The implications of this research stretch beyond individual educational institutions; they hold the potential to influence pharmacy education policy at a national level. Policymakers and educational leaders must take note of these findings to advocate for curricula that address the critical competencies required for modern pharmacy practice. Ensuring that all graduating students are equipped with both knowledge and skills pertaining to polypharmacy and deprescribing will contribute to a healthcare environment that prioritizes patient safety and efficacy.
In light of the ongoing global health challenges, the attention directed towards pharmacy education cannot be overstated. With polypharmacy becoming a vexing issue for many healthcare systems, the findings of Alemu et al. serve as a clarion call to action. By adopting an interdisciplinary approach and fostering an educational culture that values critical thinking, problem-solving, and effective communication, we can nurture pharmacy graduates capable of responding to the multifaceted challenges they will face in practice.

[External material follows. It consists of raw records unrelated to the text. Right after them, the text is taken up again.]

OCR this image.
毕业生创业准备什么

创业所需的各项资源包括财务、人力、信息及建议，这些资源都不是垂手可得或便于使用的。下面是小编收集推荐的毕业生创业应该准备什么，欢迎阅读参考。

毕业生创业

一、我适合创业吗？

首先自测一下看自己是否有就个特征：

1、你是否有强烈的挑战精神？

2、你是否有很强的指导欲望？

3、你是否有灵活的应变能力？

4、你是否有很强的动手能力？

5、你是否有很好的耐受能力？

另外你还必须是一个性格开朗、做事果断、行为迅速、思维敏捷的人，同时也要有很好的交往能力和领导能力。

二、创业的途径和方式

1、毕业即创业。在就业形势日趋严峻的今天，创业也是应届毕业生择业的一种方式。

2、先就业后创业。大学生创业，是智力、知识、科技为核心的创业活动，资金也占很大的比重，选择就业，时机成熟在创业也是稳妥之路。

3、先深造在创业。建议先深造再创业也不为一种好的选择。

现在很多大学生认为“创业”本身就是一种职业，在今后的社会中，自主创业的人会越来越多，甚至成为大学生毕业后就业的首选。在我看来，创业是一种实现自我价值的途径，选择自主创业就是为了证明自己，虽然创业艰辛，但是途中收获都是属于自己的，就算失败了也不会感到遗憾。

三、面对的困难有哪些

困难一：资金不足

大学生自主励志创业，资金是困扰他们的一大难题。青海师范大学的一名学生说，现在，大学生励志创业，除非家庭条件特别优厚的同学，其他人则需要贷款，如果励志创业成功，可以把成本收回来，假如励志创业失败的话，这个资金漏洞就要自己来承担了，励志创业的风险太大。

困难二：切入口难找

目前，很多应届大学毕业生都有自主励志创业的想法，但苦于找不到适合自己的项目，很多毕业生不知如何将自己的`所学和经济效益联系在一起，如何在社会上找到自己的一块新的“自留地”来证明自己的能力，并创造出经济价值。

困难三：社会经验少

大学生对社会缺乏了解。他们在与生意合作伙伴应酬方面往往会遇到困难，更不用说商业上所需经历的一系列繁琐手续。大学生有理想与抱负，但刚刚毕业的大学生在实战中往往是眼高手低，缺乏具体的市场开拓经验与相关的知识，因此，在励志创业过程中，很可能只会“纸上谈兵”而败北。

In conclusion, the study conducted by Alemu and his team marks a significant step forward in understanding how pharmacy education shapes future healthcare providers’ ability to manage polypharmacy and engage in deprescribing. The barriers identified and the knowledge gaps revealed need to be addressed with urgency, ensuring that pharmacy students are fully prepared to tackle the complexities of medication management. As we look ahead, it is crucial for educational institutions and policymakers to work collaboratively to enhance pharmacy curricula, promoting a future where safe and effective medication use is at the forefront of patient care.
The current landscape of healthcare requires adept professionals who can navigate the intricacies of polypharmacy and deprescribing. The commitment to educating pharmacy students on these matters will not only enhance their professional efficacy but also ultimately improve patient outcomes in diverse healthcare settings across the globe. The strides made in this research pave the way for ongoing discussions and developments in pharmacy education, a necessary evolution surrounding the role of pharmacists in modern healthcare.
Subject of Research: Impact of pharmacy education on knowledge and attitudes towards deprescribing and polypharmacy.
Article Title: Knowledge, barriers, attitude, perception, and ability of public and private institution graduating pharmacy students toward deprescribing and polypharmacy: a cross-sectional survey study in Northwest Ethiopia.
Article References:
Alemu, M.A., Ferede, Y.A., Assefa, A.N. et al. Knowledge, barriers, attitude, perception, and ability of public and private institution graduating pharmacy students toward deprescribing and polypharmacy: a cross-sectional survey study in Northwest Ethiopia.
BMC Med Educ 25, 1504 (2025). https://doi.org/10.1186/s12909-025-08106-6
Image Credits: AI Generated
DOI:
Keywords: Pharmacy education, deprescribing, polypharmacy, graduate attitudes, survey study.